Une seconde plus tard, Zoey ouvrait les yeux au cœur d'une zone marécageuse où se trouvaient des arbres couverts de mousse et d'étroits cours d'eau. Les arbres étaient grands et tordus, avec des racines semblables à des genoux qui sortaient du tronc au-dessus du niveau de l'eau pourtant élevé. L'air humide donnait l'impression d'une douche chaude. Les oiseaux gazouillaient joyeusement et des rayons de soleil passaient par les espaces dégagés entre les branches couvertes de mousse. Les cours d'eau sinuaient autour de petits îlots de boue et de végétation verte épaisse.
Les eaux remuèrent. Zoey se figea, retenant son souffle. Était-ce un alligator ?
Puis quelque chose la percuta violemment dans le dos, et elle tomba la tête la première dans la boue spongieuse. Elle leva la tête et cracha une terre au goût de grenouille.
« C'est vraiment dégueu. »
« Désolé, s'esclaffa Simon en roulant par-dessus Zoey. Mais merci d'avoir amorti ma chute. »
« De rien », grommela Zoey. Elle essuya encore un peu de terre crasseuse de sa bouche.
« Tiens, donne-moi la main. » Tristan aida Zoey à se relever.
Zoey se nettoya le visage avec sa manche. Elle ne voulait pas penser à ce qui venait d'entrer en contact avec sa langue. Son jean et son t-shirt présentaient des taches marron et vertes comme si elle s'était roulée dans la boue pour s'amuser. Ce n'était pas du tout ce à quoi elle aurait voulu ressembler pour sa première rencontre avec sa mère. Mais il était à présent trop tard pour retourner se changer — son allure toute dégoûtante allait devoir faire l'affaire. Elle faillit demander à Simon de lui prêter son t-shirt propre, mais elle changea d'avis.
Derrière elle, un vieux miroir de coiffeuse était cloué au tronc d'un grand arbre. Les rebords étaient craquelés et il était zébré de taches jaunes et rouillées comme ces miroirs que l'on trouve dans les brocantes. Zoey le montra du doigt. « Voici l'ancre. Donc des agents sont déjà venus ici. »
« Apparemment, acquiesça Tristan. Ou juste d'autres Septièmes. »
Zoey examina le miroir plus attentivement. « Vous pensez qu'il est toujours utilisé en secret ? D'après ce qu'a dit l'agent Vargas — je ne pensais pas qu'ils s'approchaient de cet endroit. »

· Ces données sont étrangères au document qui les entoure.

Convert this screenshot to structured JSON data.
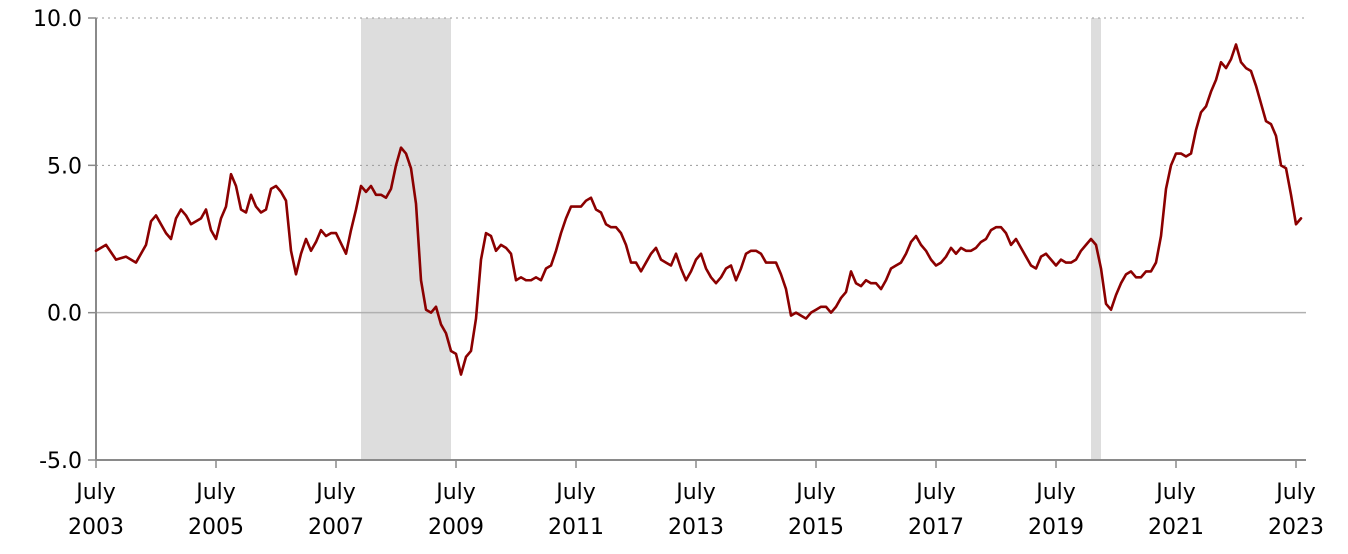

« Peut-être pour surveiller les mystiques, dit Simon. Nous devons toujours les garder sous contrôle — pour s'assurer qu'ils respectent bien les règles, comme nous. »
« Nous, nous sommes en train de les enfreindre. » Zoey sourit.
« Regardez, je crois qu'il y a un passage par ici. » Tristan désignait une ouverture entre les arbres. Elle menait à un chemin de feuilles et de mousse verte, qui s'éloignait de l'ancre. « Suivons-le. »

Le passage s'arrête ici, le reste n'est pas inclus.